Critical race theory is the latest battleground in the culture war. Since the murder of George Floyd last year, critical race theory’s key concepts, including “systemic racism,” “white privilege,” and “white fragility,” have become ubiquitous in America’s elite institutions. Progressive politicians have sought to implement “antiracist” policies to reduce racial disparities, such as minorities-only income programs and racially segregated vaccine distribution.
The ideology has sparked an immense backlash. As Americans have sought to understand critical race theory, they have discovered that it has divided Americans into racial categories of “oppressor” and “oppressed” and promotes radical concepts such as “spirit murder” (what public schools supposedly do to black children) and “abolishing whiteness” (a purported precondition for social justice). In the classroom, critical race theory-inspired lessons have often devolved into race-based struggle sessions, with public schools forcing children to rank themselves according to a racial hierarchy, subjecting white teachers to “antiracist therapy,” and encouraging parents to become “white traitors.”
Alarmed state legislators have pushed back. In recent months, lawmakers in 24 states have introduced, and six have enacted, legislation banning public schools from promoting critical race theory’s core concepts, including race essentialism, collective guilt and racial superiority. Parent groups around the country have mobilized to oppose critical race theory in the classroom, arguing that it cultivates shame in white students and fatalism in minority students. According to a recent YouGov survey, of the 64% of Americans who have heard about critical race theory, 58% view it unfavorably, including 72% of political independents.
That’s a major liability for the political left. Sensing that they are losing control of the narrative on race, left-leaning media outlets have launched a furious counterattack.

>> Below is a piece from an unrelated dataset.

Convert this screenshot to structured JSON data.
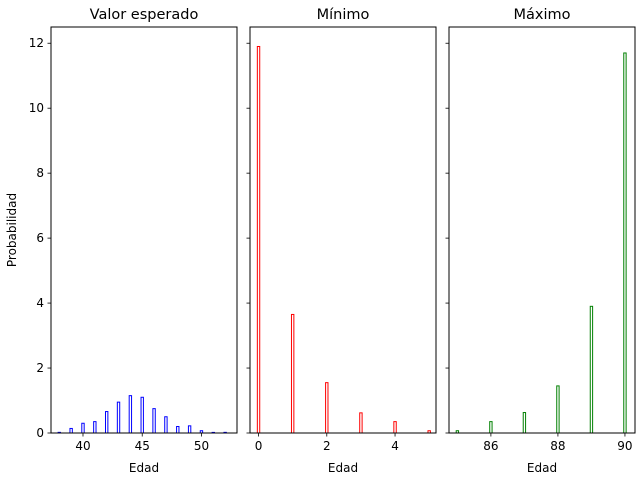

Liberal pundits at the New York Times , Washington Post, MSNBC and elsewhere have begun spinning a new mythology that presents critical race theory as a benign academic concept, casts its detractors as right-wing extremists driven by racial resentment, and portrays legislation against critical race theory as an attempt to ban teaching about the history of slavery and racism. All three charges are false.

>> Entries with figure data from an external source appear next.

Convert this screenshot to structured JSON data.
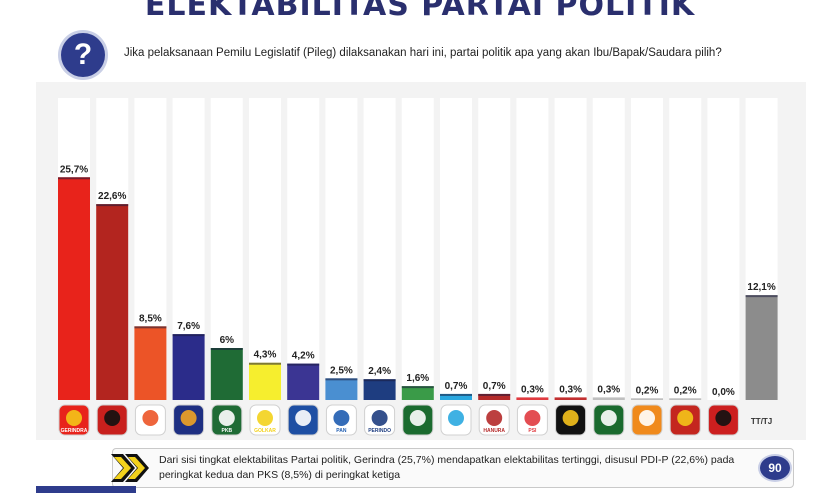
{
  "header": {
    "title": "ELEKTABILITAS PARTAI POLITIK",
    "question_icon": "?",
    "question": "Jika pelaksanaan Pemilu Legislatif (Pileg) dilaksanakan hari ini, partai politik apa yang akan Ibu/Bapak/Saudara pilih?"
  },
  "chart_data": {
    "type": "bar",
    "values": [
      25.7,
      22.6,
      8.5,
      7.6,
      6.0,
      4.3,
      4.2,
      2.5,
      2.4,
      1.6,
      0.7,
      0.7,
      0.3,
      0.3,
      0.3,
      0.2,
      0.2,
      0.0,
      12.1
    ],
    "data_labels": [
      "25,7%",
      "22,6%",
      "8,5%",
      "7,6%",
      "6%",
      "4,3%",
      "4,2%",
      "2,5%",
      "2,4%",
      "1,6%",
      "0,7%",
      "0,7%",
      "0,3%",
      "0,3%",
      "0,3%",
      "0,2%",
      "0,2%",
      "0,0%",
      "12,1%"
    ],
    "colors": [
      "#e8231b",
      "#b3251f",
      "#ec5427",
      "#2b2c8a",
      "#1f6b35",
      "#f6ee2e",
      "#3b3593",
      "#4a8fd1",
      "#1e3d80",
      "#3a9b48",
      "#2aa8e0",
      "#b52a2a",
      "#e03a3f",
      "#c22f30",
      "#bfbfbf",
      "#bfbfbf",
      "#bfbfbf",
      "#bfbfbf",
      "#8c8c8c"
    ],
    "logos": [
      {
        "bg": "#e8231b",
        "fg": "#f4c518",
        "text": "GERINDRA"
      },
      {
        "bg": "#c8201d",
        "fg": "#111111",
        "text": ""
      },
      {
        "bg": "#ffffff",
        "fg": "#ec5427",
        "text": ""
      },
      {
        "bg": "#1e2f82",
        "fg": "#f0a424",
        "text": ""
      },
      {
        "bg": "#1f6b35",
        "fg": "#ffffff",
        "text": "PKB"
      },
      {
        "bg": "#ffffff",
        "fg": "#f3d21c",
        "text": "GOLKAR"
      },
      {
        "bg": "#1e4fa3",
        "fg": "#ffffff",
        "text": ""
      },
      {
        "bg": "#ffffff",
        "fg": "#1e5cb0",
        "text": "PAN"
      },
      {
        "bg": "#ffffff",
        "fg": "#1e3d80",
        "text": "PERINDO"
      },
      {
        "bg": "#1b6b2f",
        "fg": "#ffffff",
        "text": ""
      },
      {
        "bg": "#ffffff",
        "fg": "#2aa8e0",
        "text": ""
      },
      {
        "bg": "#ffffff",
        "fg": "#b52a2a",
        "text": "HANURA"
      },
      {
        "bg": "#ffffff",
        "fg": "#e03a3f",
        "text": "PSI"
      },
      {
        "bg": "#111111",
        "fg": "#f6c21c",
        "text": ""
      },
      {
        "bg": "#1a6a2e",
        "fg": "#ffffff",
        "text": ""
      },
      {
        "bg": "#f08a1c",
        "fg": "#ffffff",
        "text": ""
      },
      {
        "bg": "#c4261f",
        "fg": "#f4c518",
        "text": ""
      },
      {
        "bg": "#cc1f1f",
        "fg": "#111111",
        "text": ""
      },
      {
        "bg": "#f3f3f3",
        "fg": "#333333",
        "text": "TT/TJ"
      }
    ],
    "ylim": [
      0,
      30
    ]
  },
  "footer": {
    "text": "Dari sisi tingkat elektabilitas Partai politik, Gerindra (25,7%) mendapatkan elektabilitas tertinggi, disusul PDI-P (22,6%) pada peringkat kedua dan PKS (8,5%) di peringkat ketiga",
    "page_number": "90"
  },
  "colors": {
    "brand": "#2e3c8c",
    "arrow": "#f3d21c"
  }
}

First, critical race theory isn’t an exercise in promoting racial sensitivity or understanding history. It’s a radical ideology that seeks to use race as a means of moral, social and political revolution. The left-leaning media has sought to portray it as a “lens” for examining the history of racism in the U.S., but this soft framing obscures the nature of the theory, which maintains that America is an irredeemably racist nation and that the constitutional principles of freedom and equality are mere “camouflages,” in the words of scholar William F. Tate IV, for white supremacy. The solution, according to prominent exponents of critical race theory such as Ibram X. Kendi, is to abolish capitalism and install a near-omnipotent federal bureaucracy with the power to nullify any law and silence political speech that isn’t “antiracist.”